When paclitaxel (225 mg/m2) and carboplatin (AUC=6) are used with Nexavar (twice a day, 0.1 g, 0.2 g or 0.4 g each time) (Nexavar was discontinued for 3 days before and after the use of paclitaxel/carboplatin), there will be no significant effect on the pharmacokinetics of paclitaxel.
When sorafenib and doxorubicin are used in combination, the AUC value of doxorubicin in patients can be increased by 21%. When sorafenib and irinotecan are used in combination, the active metabolite SN-38 of irinotecan is further metabolized through the UGT1A1 enzyme pathway. The combination of the two leads to an increase in the AUC of SN-38 by 67-120%, and an increase in the AUC value of irinotecan by 26-42%. The clinical significance of this is unknown.

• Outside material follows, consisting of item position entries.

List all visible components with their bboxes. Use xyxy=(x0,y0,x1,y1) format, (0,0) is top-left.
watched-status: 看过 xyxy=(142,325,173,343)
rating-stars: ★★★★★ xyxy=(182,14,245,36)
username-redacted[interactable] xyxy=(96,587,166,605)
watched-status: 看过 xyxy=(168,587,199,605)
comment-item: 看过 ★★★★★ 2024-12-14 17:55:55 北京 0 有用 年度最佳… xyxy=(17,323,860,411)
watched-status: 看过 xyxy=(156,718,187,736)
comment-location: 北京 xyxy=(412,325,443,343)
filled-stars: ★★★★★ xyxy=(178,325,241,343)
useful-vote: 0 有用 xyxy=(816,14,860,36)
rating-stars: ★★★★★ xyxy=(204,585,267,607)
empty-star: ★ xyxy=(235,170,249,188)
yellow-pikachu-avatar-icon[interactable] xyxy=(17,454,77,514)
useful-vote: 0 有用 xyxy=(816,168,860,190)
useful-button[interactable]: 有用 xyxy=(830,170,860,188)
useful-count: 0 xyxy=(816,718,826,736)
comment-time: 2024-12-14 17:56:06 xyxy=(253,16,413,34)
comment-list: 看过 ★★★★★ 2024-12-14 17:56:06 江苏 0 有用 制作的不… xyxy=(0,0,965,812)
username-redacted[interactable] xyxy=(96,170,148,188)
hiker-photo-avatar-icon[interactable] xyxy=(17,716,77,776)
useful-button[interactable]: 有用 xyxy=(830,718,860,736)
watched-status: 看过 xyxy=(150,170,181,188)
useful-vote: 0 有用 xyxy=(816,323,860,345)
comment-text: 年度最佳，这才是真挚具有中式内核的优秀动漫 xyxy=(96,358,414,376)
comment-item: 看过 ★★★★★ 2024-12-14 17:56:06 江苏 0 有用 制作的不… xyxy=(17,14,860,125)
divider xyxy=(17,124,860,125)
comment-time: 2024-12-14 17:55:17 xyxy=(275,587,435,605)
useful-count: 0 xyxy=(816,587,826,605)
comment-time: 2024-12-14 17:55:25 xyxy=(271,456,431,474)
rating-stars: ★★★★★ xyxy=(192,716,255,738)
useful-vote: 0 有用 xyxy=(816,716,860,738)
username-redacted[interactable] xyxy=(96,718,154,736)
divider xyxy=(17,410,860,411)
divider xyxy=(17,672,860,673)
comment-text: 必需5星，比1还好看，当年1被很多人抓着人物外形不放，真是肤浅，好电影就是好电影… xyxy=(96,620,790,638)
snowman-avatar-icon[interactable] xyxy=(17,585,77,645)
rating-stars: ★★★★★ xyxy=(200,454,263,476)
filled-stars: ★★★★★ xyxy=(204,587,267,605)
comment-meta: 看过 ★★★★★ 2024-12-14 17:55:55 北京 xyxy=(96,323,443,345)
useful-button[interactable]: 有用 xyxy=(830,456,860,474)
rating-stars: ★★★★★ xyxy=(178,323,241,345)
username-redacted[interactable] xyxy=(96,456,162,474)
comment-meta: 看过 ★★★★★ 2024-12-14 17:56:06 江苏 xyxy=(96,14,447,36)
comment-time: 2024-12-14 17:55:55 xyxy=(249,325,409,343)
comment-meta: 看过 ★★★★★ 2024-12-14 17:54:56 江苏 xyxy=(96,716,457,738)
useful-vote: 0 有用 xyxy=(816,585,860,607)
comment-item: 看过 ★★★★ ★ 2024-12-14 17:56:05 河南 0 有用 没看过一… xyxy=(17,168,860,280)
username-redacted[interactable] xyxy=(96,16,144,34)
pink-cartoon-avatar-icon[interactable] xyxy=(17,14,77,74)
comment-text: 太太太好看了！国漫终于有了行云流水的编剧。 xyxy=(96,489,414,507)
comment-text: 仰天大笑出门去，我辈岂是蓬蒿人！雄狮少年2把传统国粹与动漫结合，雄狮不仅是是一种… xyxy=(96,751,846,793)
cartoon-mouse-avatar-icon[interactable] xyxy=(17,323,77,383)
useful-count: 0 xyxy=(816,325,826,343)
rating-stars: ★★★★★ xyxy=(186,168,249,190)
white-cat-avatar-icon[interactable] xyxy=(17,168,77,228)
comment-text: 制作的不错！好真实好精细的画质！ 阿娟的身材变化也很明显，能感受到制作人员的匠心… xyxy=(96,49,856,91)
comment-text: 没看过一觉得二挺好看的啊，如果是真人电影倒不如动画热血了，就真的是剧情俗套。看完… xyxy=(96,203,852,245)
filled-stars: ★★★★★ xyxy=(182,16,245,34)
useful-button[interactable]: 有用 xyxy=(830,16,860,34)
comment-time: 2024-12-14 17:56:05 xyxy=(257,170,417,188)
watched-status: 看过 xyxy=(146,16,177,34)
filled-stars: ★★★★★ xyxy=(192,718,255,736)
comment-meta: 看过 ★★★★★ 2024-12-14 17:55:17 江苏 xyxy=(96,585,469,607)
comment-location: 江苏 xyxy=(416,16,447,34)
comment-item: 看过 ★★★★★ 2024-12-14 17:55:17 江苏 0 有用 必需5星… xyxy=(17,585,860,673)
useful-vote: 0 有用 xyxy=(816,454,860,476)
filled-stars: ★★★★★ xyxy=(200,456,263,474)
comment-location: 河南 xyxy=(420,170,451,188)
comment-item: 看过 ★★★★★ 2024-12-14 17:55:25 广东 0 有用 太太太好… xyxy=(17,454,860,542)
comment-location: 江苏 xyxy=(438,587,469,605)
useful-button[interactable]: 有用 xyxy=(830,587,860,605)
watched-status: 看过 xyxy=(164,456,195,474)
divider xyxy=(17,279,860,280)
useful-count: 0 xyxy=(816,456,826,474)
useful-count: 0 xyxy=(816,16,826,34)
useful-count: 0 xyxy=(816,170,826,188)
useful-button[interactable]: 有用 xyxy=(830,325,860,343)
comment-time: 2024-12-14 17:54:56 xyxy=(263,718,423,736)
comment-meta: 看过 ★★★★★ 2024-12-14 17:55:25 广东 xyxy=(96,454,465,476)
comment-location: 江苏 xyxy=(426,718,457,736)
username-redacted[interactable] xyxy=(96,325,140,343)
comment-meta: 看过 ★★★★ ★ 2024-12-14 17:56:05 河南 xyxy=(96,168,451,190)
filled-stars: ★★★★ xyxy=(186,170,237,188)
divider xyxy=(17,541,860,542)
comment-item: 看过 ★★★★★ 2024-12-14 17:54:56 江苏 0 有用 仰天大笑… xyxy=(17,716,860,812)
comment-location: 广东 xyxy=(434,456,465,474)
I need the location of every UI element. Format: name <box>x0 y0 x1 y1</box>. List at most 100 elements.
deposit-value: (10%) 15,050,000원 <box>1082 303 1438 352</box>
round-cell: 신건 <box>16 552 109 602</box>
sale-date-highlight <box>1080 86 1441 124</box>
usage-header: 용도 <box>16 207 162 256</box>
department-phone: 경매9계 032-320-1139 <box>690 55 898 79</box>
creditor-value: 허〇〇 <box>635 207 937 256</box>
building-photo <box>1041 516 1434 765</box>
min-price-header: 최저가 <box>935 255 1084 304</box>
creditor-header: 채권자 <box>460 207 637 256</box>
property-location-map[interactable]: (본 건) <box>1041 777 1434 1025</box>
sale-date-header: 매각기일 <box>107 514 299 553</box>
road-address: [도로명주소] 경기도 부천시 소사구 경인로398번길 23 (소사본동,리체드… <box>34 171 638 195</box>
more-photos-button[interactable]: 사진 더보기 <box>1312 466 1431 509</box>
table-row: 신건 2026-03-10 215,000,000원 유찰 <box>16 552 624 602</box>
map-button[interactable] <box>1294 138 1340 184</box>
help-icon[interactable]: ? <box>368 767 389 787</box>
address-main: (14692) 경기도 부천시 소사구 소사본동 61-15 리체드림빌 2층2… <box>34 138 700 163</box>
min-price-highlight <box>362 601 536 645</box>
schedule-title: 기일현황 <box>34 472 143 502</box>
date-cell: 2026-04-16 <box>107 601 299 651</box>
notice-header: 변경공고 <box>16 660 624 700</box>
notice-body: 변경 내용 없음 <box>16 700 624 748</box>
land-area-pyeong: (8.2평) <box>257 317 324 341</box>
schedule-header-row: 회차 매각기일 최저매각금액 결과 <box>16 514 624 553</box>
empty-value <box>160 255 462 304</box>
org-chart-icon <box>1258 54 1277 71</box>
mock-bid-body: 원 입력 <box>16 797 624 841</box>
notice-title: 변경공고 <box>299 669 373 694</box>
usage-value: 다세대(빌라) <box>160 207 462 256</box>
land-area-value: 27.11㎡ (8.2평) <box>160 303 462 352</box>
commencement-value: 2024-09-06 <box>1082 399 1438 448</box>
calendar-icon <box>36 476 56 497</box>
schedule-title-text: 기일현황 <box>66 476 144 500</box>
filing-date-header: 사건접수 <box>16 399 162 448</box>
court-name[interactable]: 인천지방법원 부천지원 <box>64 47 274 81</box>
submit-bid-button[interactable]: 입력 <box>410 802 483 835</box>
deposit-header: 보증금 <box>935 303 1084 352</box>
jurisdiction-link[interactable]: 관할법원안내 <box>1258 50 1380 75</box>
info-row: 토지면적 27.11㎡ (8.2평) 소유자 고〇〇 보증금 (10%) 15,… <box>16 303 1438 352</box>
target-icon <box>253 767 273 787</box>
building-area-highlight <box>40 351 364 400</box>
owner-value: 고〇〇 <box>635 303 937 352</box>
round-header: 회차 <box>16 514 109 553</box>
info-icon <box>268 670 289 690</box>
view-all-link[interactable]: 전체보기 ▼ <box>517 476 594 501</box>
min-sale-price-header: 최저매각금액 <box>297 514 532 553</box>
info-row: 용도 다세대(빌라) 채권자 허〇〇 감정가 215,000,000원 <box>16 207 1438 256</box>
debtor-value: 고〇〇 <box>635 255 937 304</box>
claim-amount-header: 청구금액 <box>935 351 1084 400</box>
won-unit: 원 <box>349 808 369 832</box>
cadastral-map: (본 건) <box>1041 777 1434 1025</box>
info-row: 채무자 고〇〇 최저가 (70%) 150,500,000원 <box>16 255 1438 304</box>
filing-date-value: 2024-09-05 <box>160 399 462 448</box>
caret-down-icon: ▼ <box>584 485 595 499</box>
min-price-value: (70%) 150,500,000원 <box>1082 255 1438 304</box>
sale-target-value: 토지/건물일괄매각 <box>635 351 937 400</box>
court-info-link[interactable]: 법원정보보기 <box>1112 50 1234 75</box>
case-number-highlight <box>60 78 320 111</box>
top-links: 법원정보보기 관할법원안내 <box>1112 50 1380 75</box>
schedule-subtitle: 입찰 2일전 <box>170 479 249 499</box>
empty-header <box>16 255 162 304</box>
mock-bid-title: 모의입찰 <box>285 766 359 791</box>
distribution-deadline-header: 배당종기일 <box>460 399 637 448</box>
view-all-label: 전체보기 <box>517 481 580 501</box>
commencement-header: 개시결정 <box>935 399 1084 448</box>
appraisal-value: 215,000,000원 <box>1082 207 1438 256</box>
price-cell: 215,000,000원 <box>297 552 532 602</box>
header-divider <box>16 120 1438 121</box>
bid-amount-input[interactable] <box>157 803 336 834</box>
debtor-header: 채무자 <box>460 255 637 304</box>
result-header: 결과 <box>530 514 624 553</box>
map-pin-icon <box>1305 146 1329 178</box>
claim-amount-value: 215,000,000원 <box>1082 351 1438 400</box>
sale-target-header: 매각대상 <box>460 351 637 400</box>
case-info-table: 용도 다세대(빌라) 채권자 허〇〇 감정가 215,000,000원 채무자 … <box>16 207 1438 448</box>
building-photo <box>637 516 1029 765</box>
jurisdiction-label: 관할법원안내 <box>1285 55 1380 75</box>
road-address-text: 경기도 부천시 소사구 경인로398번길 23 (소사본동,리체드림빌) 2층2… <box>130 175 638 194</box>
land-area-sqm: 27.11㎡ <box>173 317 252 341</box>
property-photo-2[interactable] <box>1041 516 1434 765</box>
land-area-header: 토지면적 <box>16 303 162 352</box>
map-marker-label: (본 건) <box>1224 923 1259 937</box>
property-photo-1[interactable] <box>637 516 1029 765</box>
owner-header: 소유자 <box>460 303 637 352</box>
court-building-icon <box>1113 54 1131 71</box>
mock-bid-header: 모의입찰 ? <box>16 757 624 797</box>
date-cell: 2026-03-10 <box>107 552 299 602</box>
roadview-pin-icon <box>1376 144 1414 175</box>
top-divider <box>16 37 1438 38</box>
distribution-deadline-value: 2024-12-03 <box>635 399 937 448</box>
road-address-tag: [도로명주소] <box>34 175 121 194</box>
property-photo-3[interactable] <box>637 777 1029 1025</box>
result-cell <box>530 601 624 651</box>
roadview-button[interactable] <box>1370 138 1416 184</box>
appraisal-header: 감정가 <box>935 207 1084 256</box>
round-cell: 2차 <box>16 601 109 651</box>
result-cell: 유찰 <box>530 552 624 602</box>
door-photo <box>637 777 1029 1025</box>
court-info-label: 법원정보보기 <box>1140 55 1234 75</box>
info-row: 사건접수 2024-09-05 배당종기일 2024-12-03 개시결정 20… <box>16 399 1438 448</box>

When docetaxel (75 mg/m2 or 100 mg/m2, once every 21 days) is used in combination with sorafenib (0.2 g or 0.4 g, twice daily, from day 2 to day 19 in a 21-day treatment cycle) (sorafenib is discontinued for 3 days when docetaxel is used), the AUC of docetaxel can be increased by 36-80% and the Cmax by 16-32%. It is recommended to be cautious when Nexavar is used in combination with docetaxel.

[Storage]
Store in sealed containers below 25°C. Keep the medicine out of reach of children.